Case: Do you want help selecting a case and if so, how big do you want it?
just a mid sized case, don't need eyecandy, but decent cooling

Accessories: Do you want a keyboard, mouse, or other items included?
negative, no need for keyboard, mouse, monitor

Recycled Components: Will you be reusing any components you already have?
just the above listed periphreals

Monitor: If you want a monitor, what size do you want and should it be widescreen?
none

Stores: Do you have any online stores that you prefer to purchase from?
newegg, clubit, zipzoomfly, frys

Location: What country do you live in? 
usa.


----------



## patriothntr (May 29, 2008)

I put something together down below...there's no case, but the total cost is $705 plus shipping from newegg, so you can throw a cheaper one in no problem (~$50 range or so). If you have a few extra bucks, I might also go for a stepped up graphics card. 

Hope this helps...

http://www.newegg.com/Product/Product.aspx?Item=N82E16832116204

http://www.newegg.com/Product/Product.aspx?Item=N82E16819115032

http://www.newegg.com/Product/Product.aspx?Item=N82E16813128337

http://www.newegg.com/Product/Product.aspx?Item=N82E16820231098

http://www.newegg.com/Product/Product.aspx?Item=N82E16817151027

http://www.newegg.com/Product/Product.aspx?Item=N82E16814145151

http://www.newegg.com/Product/Product.aspx?Item=N82E16822148318

http://www.newegg.com/Product/Product.aspx?Item=N82E16827136142


----------



## emosun (Oct 4, 2006)

I would change the psu and os on that setup. Go with brands like antec , thermaltake , corsair , or silverstone. And with an 8800 you will need a 650w or higher.

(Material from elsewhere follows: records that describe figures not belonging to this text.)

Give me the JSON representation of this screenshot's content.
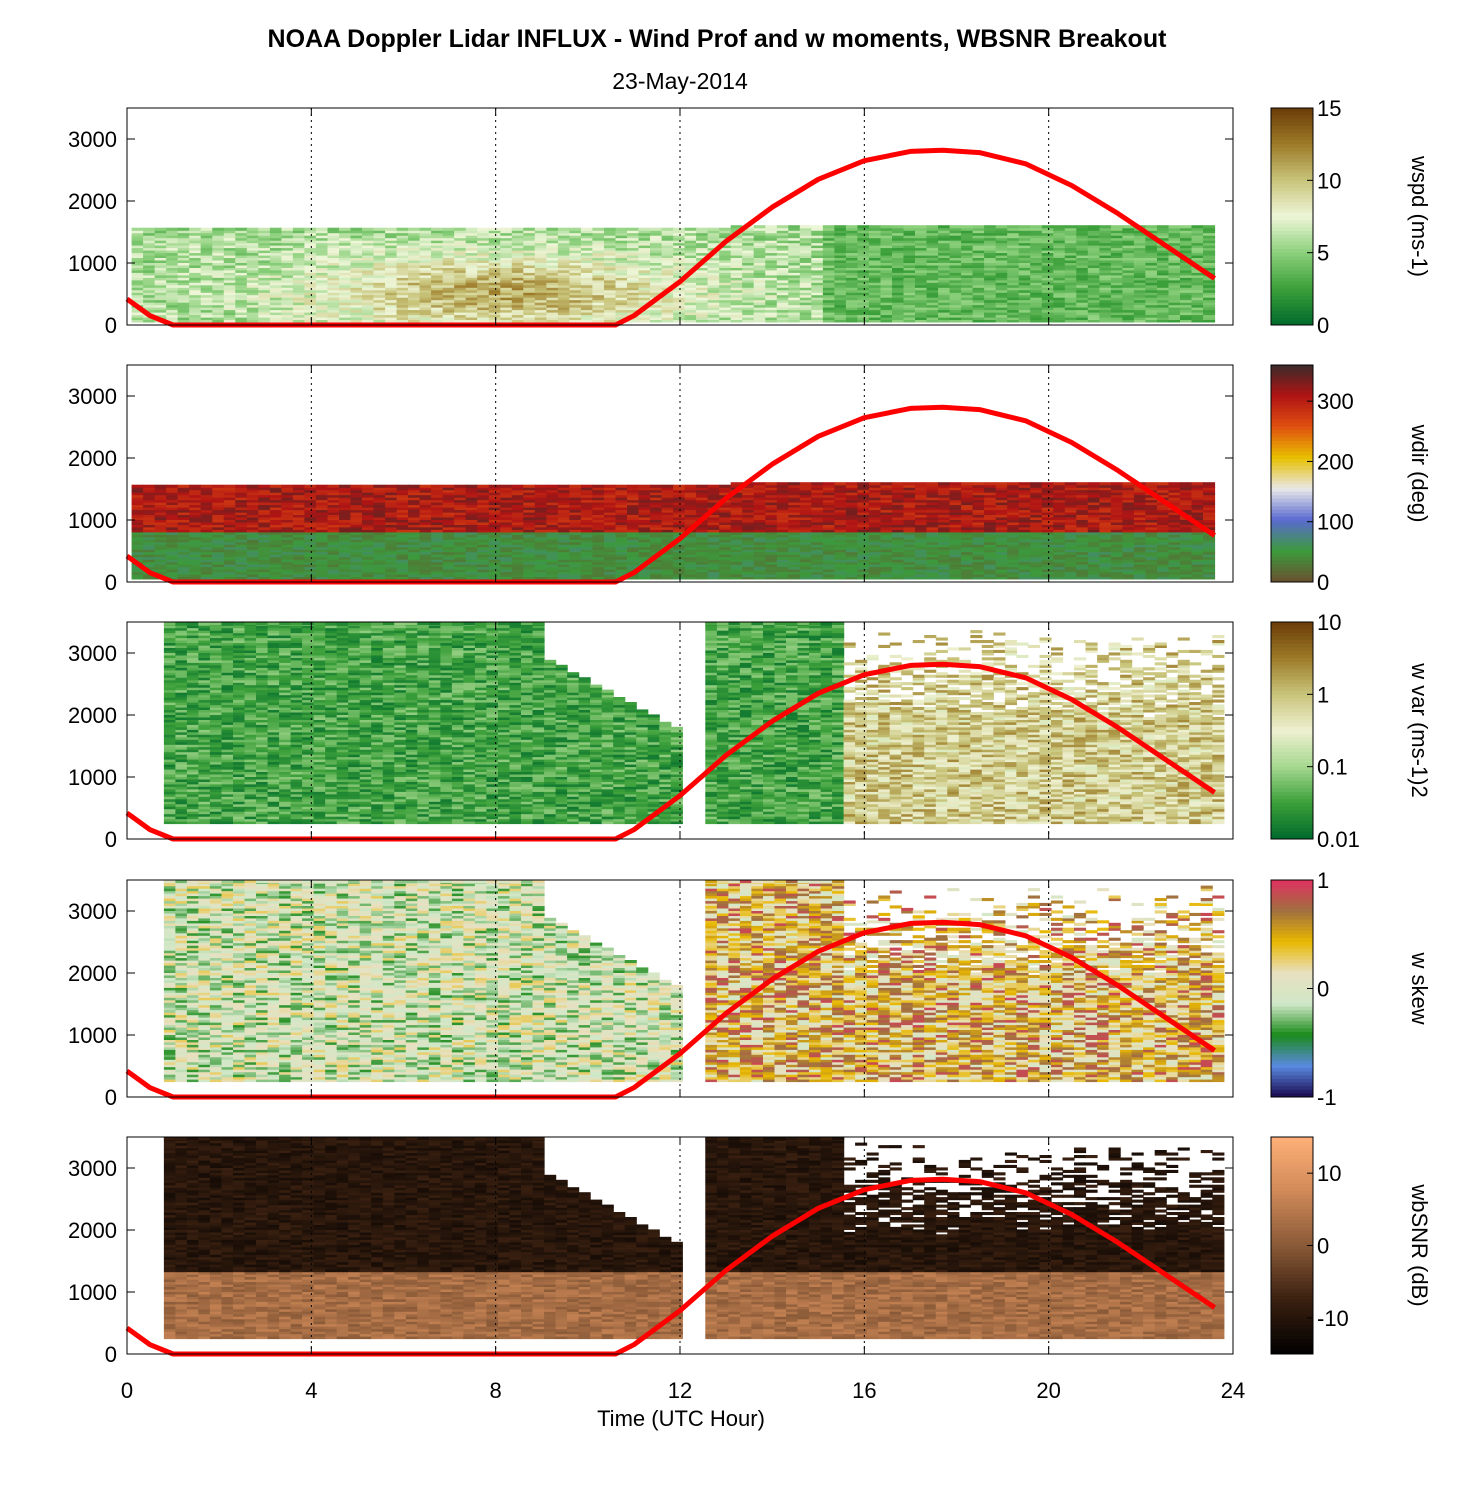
{
  "title": "NOAA Doppler Lidar INFLUX - Wind Prof and w moments, WBSNR Breakout",
  "subtitle": "23-May-2014",
  "xlabel": "Time (UTC Hour)",
  "xticks": [
    "0",
    "4",
    "8",
    "12",
    "16",
    "20",
    "24"
  ],
  "yticks": [
    "0",
    "1000",
    "2000",
    "3000"
  ],
  "chart_data": {
    "type": "heatmap",
    "x_range": [
      0,
      24
    ],
    "y_range": [
      0,
      3500
    ],
    "x_grid": "dotted vertical lines at 4, 8, 12, 16, 20 h",
    "overlay": {
      "name": "",
      "color": "#ff0000",
      "x": [
        0,
        0.5,
        1.0,
        10.6,
        11.0,
        12.0,
        13.0,
        14.0,
        15.0,
        16.0,
        17.0,
        17.7,
        18.5,
        19.5,
        20.5,
        21.5,
        22.5,
        23.6
      ],
      "y": [
        420,
        150,
        0,
        0,
        150,
        700,
        1350,
        1900,
        2350,
        2650,
        2800,
        2820,
        2780,
        2600,
        2250,
        1800,
        1300,
        750
      ]
    },
    "panels": [
      {
        "id": "wspd",
        "colorbar_label": "wspd (ms-1)",
        "cbar_ticks": [
          "15",
          "10",
          "5",
          "0"
        ],
        "cbar_range": [
          0,
          15
        ],
        "colors": [
          "#006a2c",
          "#3ca03a",
          "#8cd07c",
          "#eef6d8",
          "#c8c47a",
          "#9c7a28",
          "#6a3c08"
        ],
        "data_extent": {
          "x": [
            0.1,
            23.6
          ],
          "y": [
            50,
            1600
          ]
        },
        "description": "light green-yellow wind speed layer below ~1600 m, brown maximum near 6-9 h at 400 m"
      },
      {
        "id": "wdir",
        "colorbar_label": "wdir (deg)",
        "cbar_ticks": [
          "300",
          "200",
          "100",
          "0"
        ],
        "cbar_range": [
          0,
          360
        ],
        "colors": [
          "#6a5030",
          "#3c9a3c",
          "#5a6ad0",
          "#e8e8e8",
          "#e8c000",
          "#e05010",
          "#b01414",
          "#3a2a2a"
        ],
        "data_extent": {
          "x": [
            0.1,
            23.6
          ],
          "y": [
            50,
            1600
          ]
        }
      },
      {
        "id": "wvar",
        "colorbar_label": "w var (ms-1)2",
        "cbar_ticks": [
          "10",
          "1",
          "0.1",
          "0.01"
        ],
        "cbar_range": [
          0.01,
          10
        ],
        "cbar_scale": "log",
        "colors": [
          "#006a2c",
          "#3ca03a",
          "#a6d890",
          "#eef0d0",
          "#c8c47a",
          "#9c7a28",
          "#6a3c08"
        ],
        "data_extent": {
          "x": [
            0.8,
            23.6
          ],
          "y": [
            250,
            3500
          ]
        }
      },
      {
        "id": "wskew",
        "colorbar_label": "w skew",
        "cbar_ticks": [
          "1",
          "0",
          "-1"
        ],
        "cbar_range": [
          -1,
          1
        ],
        "colors": [
          "#1a0a50",
          "#5a8ae0",
          "#1a8a1a",
          "#d0e8c8",
          "#e8e0c0",
          "#e8b800",
          "#a07040",
          "#e03060"
        ],
        "data_extent": {
          "x": [
            0.8,
            23.6
          ],
          "y": [
            250,
            3500
          ]
        }
      },
      {
        "id": "wbsnr",
        "colorbar_label": "wbSNR (dB)",
        "cbar_ticks": [
          "10",
          "0",
          "-10"
        ],
        "cbar_range": [
          -15,
          15
        ],
        "colors": [
          "#000000",
          "#3a2010",
          "#8a5a38",
          "#d08a58",
          "#ffb078"
        ],
        "data_extent": {
          "x": [
            0.8,
            23.6
          ],
          "y": [
            250,
            3500
          ]
        }
      }
    ]
  }
}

Also just go with 64bit xp. It'll will run faster. Theres nothing that vista really has to offer. Also its being replaced by windows 7.


----------



## Wrench97 (May 10, 2008)

Maybe go with a Sata hard dive instead of the IDE.


----------



## patriothntr (May 29, 2008)

Good catch wrench97, I meant to pick a SATA HDD, was going quick and picked the wrong one...Definitely want a SATA...
http://www.newegg.com/Product/Product.aspx?Item=N82E16822148317

emosun, the PSU is quite a good choice for a 9600GT...and it will definitely run a 8800gt as well...heck, it'll pull a 9800gx2. Seasonic is a top name in the industry, and is the maker of many of the antec and corsair PSUs (in other words, you're going straight to the source with Seasonic). The selected PSU also happens to be 88% efficient, meaning it runs cooler and with more straight power to the components. 

As far as the OS, that's user choice...I find XP 64 to be Server 2003...aka no drivers for anything...I think Vista is much more polished than XP 64. 

Sorry again about the HDD...you really do want SATA...

~P


----------



## Wrench97 (May 10, 2008)

Seasonic makes a good PSU however I much prefer a high amp single rail over multi rail supplies. It just makes the build easier without having to worry about balancing the load on the rails.


----------



## Wrench97 (May 10, 2008)

Links to the Multi vs Single rail debate.

http://www.maximumpc.com/article/single_rail_versus_multi_rail_power_supplies

http://www.computerpoweruser.com/ed...rticle=articles/archive/c0705/31c05/31c05.asp


----------



## patriothntr (May 29, 2008)

Interesting read...though the second appeared to be subscription only...


----------



## Wrench97 (May 10, 2008)

I don't know why since I don't have a subscriptions to that site.:4-dontkno


----------